Group: the group is matched with the obtained items.

  • Group () is used to obtain all matched results. No matter whether a group exists or not, all matched results are obtained. The number of matched parameters is 2.

  • Groups () gets the matching grouping results in the model and returns only the grouping results of the matched strings.

  • Groupdict () gets the matched grouping results in the model, and only obtains the group results of the key defined in the group part of the matched string.


Case 11: match and group effects

Case 12: Group

Case 13: Effects of groupdict

Case 14: findall + grouping

Case 15: split + group

Case 16: Replace sub

 

Source URL: https://www.jianshu.com/p/df2e26c5b2b5


Program link: https://pan.baidu.com/s/1nuDdaGh password: dvzj

Copyright Disclaimer: This article is an original article by the blogger and cannot be reproduced without the permission of the blogger.

Contact Us

The content source of this page is from Internet, which doesn't represent Alibaba Cloud's opinion; products and services mentioned on that page don't have any relationship with Alibaba Cloud.
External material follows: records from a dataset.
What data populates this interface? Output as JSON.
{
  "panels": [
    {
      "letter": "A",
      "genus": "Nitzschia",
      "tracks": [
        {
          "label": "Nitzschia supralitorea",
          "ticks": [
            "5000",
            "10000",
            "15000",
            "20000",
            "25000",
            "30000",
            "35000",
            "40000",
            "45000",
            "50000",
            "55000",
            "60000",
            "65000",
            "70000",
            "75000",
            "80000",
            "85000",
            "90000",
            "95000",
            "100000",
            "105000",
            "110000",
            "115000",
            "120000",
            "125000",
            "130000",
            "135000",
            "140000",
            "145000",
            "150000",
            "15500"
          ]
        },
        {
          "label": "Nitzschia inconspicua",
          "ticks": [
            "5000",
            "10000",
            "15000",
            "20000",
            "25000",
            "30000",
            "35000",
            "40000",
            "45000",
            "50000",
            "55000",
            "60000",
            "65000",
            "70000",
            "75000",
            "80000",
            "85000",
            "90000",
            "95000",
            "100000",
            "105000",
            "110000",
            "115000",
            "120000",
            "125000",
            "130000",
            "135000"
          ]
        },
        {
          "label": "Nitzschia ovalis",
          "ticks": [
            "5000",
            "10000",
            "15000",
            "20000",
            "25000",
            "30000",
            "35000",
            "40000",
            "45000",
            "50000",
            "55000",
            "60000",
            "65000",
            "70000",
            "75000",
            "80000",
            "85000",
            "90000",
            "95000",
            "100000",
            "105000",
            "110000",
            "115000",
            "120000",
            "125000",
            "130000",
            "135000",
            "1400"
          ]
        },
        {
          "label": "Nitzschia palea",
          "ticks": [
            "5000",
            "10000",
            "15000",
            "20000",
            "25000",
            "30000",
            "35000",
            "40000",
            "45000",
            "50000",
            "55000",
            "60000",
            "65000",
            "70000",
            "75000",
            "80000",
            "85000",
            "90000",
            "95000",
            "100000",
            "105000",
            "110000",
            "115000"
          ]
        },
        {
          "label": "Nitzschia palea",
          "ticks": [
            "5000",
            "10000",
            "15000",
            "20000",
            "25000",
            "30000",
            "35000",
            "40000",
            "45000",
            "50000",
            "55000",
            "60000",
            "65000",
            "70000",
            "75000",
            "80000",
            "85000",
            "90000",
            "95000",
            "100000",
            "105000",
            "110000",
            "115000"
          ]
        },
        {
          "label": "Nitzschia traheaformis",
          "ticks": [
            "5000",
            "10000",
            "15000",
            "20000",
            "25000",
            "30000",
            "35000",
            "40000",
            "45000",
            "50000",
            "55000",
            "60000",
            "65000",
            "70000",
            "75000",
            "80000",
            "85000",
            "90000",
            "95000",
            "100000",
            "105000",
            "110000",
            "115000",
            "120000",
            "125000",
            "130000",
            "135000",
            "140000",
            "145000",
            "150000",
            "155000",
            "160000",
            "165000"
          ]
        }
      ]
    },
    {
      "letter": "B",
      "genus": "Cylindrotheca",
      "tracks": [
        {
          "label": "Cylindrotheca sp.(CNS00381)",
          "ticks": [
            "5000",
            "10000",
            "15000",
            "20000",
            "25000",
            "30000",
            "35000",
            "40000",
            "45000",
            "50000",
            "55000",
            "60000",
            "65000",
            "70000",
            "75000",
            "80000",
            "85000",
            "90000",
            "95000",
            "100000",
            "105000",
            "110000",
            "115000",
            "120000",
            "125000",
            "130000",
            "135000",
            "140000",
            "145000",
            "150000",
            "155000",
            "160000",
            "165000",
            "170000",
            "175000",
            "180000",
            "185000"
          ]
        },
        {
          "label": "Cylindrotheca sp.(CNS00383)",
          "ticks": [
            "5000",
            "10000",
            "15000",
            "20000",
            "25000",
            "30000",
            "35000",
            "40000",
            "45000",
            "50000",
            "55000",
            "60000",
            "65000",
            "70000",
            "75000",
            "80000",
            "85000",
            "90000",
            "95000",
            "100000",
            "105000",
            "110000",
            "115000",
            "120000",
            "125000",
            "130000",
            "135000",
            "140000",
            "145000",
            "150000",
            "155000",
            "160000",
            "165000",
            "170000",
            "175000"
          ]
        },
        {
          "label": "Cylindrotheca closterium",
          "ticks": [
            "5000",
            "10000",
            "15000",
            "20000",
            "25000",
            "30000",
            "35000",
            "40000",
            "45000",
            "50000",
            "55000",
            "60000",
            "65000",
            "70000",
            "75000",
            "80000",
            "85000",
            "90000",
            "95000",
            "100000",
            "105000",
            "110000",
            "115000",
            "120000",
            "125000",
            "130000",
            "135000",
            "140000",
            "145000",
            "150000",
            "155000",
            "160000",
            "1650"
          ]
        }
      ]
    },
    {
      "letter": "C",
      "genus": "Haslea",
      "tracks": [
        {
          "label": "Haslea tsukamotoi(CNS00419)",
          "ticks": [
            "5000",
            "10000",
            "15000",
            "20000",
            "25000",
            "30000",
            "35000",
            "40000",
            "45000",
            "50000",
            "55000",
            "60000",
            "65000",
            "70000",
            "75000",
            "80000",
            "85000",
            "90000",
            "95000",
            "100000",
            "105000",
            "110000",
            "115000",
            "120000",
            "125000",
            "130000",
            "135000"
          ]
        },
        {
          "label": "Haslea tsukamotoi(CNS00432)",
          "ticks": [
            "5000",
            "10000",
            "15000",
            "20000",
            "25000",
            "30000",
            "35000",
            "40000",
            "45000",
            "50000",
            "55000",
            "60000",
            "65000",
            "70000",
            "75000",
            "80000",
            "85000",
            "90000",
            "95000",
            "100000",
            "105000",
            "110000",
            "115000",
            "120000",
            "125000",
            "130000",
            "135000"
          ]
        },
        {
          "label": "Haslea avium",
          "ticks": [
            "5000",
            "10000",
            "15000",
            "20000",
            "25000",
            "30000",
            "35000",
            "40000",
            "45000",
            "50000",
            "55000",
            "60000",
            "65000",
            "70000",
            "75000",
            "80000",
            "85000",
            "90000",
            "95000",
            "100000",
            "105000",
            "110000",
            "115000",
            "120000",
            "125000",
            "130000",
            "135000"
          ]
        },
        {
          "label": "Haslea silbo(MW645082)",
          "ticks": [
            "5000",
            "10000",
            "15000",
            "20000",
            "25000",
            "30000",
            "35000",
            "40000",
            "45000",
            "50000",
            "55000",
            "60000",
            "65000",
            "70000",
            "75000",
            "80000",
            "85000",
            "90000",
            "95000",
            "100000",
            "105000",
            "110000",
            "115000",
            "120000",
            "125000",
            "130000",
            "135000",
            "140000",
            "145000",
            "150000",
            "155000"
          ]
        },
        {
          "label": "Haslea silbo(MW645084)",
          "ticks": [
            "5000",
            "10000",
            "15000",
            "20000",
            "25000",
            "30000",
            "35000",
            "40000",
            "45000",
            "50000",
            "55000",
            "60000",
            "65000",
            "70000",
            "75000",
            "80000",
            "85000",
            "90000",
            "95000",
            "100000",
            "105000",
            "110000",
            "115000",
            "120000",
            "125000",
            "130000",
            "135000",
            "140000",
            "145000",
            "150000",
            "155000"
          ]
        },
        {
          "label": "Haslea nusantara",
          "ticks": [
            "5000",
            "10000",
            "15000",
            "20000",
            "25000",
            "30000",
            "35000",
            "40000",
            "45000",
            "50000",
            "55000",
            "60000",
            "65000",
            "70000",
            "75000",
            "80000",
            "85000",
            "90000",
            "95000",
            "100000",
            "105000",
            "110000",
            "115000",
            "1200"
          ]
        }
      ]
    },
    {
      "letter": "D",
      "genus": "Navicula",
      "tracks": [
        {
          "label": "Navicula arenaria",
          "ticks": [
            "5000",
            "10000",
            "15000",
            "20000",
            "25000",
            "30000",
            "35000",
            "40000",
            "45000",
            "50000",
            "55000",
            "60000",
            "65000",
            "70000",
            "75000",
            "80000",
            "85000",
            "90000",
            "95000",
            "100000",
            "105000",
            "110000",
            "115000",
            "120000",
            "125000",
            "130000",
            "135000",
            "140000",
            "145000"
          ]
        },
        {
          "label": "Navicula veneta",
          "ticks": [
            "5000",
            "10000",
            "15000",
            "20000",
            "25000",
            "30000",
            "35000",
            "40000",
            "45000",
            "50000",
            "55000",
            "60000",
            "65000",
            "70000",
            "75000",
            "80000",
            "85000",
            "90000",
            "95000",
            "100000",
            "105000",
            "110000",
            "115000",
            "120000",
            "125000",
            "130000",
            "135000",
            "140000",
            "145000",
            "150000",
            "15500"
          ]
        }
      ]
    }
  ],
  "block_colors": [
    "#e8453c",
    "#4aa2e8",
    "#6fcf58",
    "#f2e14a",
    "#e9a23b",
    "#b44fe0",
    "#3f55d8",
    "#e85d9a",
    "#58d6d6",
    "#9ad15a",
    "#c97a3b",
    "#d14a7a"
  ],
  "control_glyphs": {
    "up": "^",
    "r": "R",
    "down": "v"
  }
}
If the content of the page makes you feel confusing, please write us an email, we will handle the problem within 5 days after receiving your email.

If you find any instances of plagiarism from the community, please send an email to: info-contact@alibabacloud.com and provide relevant evidence. A staff member will contact you within 5 working days.

A Free Trial That Lets You Build Big!

Start building with 50+ products and up to 12 months usage for Elastic Compute Service

  • Sales Support

    1 on 1 presale consultation

  • After-Sales Support

    24/7 Technical Support 6 Free Tickets per Quarter Faster Response

  • Alibaba Cloud offers highly flexible support services tailored to meet your exact needs.